Tuesday, May 02, 2006
Watermarks
I sat at Blythe's Ferry landing, an old road that basically ends jutting 300 feet out into the Tennessee River, the other day for a long time. The ferry served people wanting to drive across the river to Cleveland and other areas until about 10 years ago when a bridge was finally built. From what I've heard from locals, the ride across the river took about 15 minutes, meaning that some people had to wait half an hour for a ride when the ferry was on the other side. Still, that would have been a lot shorter wait than a trip all the way down to Chattanooga and back up I-75. Most of the time I would never trade the bridge for anything, but a ride in my truck on the ferry would have been nice.
Listening to the wind whip across the water with my eyes closed almost made me feel like I was at the beach. I don't really like the beach for the reasons most people choose to vacation there. I don't like to swim, I don't care about getting a tan, I hate the feel of sand stuck to wet skin and hate having tons of barely clothed people lined up on the beach like a used car lot. But I love to stare at the horizon, wondering what exact point the water meets the air, smelling the salt air and listening to the sound of waves attacking land over and over. In the moments that I opened my eyes at the ferry landing, I became fixated on this watermarker (right), probably since it was the only thing to look at close by, and thought it made for an interesting analogy of recent life. My depth of comfort is not to the mark I would like, but beauty still surrounds me during this strange time.
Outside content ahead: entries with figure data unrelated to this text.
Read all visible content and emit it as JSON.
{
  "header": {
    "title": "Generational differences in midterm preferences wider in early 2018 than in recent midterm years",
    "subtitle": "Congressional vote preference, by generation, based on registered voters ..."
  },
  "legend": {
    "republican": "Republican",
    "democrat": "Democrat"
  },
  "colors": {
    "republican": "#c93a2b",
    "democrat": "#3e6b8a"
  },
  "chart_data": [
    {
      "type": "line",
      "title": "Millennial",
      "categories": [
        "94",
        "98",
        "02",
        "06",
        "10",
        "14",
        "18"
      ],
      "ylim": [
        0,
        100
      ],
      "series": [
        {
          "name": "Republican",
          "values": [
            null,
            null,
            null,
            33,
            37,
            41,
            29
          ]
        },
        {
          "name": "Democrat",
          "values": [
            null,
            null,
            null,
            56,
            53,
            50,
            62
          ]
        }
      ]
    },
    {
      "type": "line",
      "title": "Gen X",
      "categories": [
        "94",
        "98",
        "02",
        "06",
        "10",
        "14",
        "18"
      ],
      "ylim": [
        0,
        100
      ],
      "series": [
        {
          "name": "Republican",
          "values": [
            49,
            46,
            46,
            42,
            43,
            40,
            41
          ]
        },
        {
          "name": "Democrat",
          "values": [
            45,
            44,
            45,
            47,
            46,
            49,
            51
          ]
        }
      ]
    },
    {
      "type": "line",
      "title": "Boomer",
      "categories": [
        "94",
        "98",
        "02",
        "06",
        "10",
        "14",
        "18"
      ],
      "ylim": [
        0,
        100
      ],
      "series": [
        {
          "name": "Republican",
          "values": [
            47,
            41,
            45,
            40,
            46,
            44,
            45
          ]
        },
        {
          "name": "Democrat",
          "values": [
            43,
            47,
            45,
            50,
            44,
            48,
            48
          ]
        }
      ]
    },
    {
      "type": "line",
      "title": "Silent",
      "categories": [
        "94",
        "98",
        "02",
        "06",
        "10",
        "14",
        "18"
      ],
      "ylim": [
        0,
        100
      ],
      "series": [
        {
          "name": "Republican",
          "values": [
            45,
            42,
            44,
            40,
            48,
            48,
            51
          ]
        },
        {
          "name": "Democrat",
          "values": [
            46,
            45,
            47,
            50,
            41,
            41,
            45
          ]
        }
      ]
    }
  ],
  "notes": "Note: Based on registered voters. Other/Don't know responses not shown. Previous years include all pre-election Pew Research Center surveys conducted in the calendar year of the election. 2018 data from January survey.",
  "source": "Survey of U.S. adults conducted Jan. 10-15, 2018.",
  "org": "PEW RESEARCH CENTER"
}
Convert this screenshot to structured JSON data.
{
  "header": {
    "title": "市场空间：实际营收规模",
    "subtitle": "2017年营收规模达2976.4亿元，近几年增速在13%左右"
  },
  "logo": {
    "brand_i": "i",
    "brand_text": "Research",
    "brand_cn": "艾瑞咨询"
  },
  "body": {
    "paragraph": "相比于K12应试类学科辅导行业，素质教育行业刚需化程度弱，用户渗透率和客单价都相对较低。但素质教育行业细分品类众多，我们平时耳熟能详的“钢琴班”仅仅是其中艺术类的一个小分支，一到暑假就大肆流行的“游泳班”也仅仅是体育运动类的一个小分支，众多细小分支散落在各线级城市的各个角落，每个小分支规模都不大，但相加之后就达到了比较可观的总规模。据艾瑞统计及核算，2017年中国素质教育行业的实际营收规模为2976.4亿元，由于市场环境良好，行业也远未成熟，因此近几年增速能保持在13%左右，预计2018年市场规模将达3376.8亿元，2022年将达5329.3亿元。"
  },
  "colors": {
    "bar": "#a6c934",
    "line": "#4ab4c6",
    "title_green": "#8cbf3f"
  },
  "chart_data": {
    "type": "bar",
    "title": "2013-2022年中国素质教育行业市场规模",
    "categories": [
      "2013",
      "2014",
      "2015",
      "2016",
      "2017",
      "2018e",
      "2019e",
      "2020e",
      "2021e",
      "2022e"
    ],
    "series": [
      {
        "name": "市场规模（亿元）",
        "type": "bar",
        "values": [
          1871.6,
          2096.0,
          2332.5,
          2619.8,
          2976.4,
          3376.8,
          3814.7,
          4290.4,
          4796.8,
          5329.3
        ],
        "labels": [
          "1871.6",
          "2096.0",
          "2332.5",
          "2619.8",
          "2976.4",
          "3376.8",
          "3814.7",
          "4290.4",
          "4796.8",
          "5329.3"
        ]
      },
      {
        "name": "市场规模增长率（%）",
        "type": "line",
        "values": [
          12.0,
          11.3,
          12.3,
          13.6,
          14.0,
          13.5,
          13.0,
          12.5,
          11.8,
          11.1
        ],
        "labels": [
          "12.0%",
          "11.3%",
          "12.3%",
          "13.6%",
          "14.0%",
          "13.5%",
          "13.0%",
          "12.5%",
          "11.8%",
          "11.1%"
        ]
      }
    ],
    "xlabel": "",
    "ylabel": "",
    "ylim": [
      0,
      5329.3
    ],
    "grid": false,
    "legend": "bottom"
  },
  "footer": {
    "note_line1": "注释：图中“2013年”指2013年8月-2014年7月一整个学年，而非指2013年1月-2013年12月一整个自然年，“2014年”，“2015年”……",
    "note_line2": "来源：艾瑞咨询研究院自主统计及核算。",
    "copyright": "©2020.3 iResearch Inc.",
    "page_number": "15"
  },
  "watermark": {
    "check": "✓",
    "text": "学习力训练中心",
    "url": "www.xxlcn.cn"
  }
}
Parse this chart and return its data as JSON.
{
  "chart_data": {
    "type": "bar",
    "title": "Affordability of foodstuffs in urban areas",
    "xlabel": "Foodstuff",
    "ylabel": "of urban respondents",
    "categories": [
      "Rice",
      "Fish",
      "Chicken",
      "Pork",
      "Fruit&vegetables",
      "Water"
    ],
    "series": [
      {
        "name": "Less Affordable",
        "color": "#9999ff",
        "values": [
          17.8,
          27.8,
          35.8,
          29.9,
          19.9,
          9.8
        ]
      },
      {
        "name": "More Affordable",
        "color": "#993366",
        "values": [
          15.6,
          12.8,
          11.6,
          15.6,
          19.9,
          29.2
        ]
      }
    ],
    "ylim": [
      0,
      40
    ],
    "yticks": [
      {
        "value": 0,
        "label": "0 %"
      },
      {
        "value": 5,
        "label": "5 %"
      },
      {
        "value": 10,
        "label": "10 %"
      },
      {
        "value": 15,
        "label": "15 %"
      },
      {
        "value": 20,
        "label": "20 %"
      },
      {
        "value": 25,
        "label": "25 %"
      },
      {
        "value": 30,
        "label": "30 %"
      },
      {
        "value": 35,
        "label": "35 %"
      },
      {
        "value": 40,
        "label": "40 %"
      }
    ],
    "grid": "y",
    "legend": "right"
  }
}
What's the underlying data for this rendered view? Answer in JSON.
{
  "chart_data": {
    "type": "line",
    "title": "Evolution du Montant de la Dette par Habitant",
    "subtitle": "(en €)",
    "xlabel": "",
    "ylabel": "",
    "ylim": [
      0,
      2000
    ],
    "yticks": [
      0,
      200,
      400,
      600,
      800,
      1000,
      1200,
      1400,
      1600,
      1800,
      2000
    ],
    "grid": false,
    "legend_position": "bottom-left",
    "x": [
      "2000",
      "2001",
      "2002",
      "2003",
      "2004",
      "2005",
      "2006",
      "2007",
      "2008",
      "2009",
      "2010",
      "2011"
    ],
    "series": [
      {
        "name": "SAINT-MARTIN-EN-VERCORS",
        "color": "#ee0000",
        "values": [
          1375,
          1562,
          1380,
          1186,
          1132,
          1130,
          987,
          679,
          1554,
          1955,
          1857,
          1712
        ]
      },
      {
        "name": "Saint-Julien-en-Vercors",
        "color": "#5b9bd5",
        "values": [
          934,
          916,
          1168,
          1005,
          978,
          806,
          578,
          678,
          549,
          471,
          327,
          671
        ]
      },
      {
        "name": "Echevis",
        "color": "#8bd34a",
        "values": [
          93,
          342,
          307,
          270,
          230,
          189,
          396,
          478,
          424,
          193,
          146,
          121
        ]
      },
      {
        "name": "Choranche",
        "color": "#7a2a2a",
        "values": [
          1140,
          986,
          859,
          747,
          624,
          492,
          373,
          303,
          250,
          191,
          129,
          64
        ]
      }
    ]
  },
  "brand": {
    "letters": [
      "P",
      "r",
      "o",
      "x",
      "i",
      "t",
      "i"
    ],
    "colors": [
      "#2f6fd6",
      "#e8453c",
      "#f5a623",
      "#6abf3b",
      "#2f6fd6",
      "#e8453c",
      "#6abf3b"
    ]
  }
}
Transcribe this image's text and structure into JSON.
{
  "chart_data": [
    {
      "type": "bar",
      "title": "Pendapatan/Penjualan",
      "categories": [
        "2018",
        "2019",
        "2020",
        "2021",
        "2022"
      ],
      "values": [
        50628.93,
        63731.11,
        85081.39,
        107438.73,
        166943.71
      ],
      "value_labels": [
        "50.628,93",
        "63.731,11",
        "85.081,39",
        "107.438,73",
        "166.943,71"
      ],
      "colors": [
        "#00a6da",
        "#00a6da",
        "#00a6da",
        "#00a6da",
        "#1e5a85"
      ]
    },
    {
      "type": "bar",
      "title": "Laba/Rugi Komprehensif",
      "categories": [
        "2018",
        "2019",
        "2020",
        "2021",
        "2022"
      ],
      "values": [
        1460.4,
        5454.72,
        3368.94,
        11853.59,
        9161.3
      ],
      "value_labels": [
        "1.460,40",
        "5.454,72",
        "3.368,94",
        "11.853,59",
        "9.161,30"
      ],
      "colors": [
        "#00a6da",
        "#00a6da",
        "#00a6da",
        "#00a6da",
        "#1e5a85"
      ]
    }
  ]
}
I had a meeting yesterday that determined my official moving date to be June 12, which though not ideal is still much later than I imagined just last week. I'll still have to live with quite a bit of noise going on upstairs and around me (the back porch will be torn down to make a balcony). Unless Myra's apartment is completed way ahead of schedule, I will be moving into the Huston R.D. apartment that day for an indefinite period. Hopefully, I'll be able to move into Long just a few weeks later, making the "homeless" feeling not so burdensome right now. I've grown quite attached to the Rhea House in my short nine-month stay, I realized recently. It's going to look very different by this time next week.
I have this strange feeling that life will suddenly slow to a crawl in about a week, and I won't know quite what to do with myself. I'll work approximately 50-60 hours this week for the paper, while watching my guys leave for the summer and some for a new life in the "real world." Next week I have about the same work schedule and Bryan meetings every day before entering the weekend of Strawberry Festival, which contrary to certain cynics is a very nice cultural experience.Yes, there are those people that only come out of the hills once a year for the festival, but for someone that grew up in urban/suburban America it's a breath of fresh air.
Once life does slow down, I think I'll toy more with the idea of taking up learning to play the upright bass. Watching it being played at the Nickel Creek show the other night reminded me of a long-lost desire to float down river at night on a Tom and Huck-style raft while plunking out some mellow tunes to echo off the water and surrounding cliffs.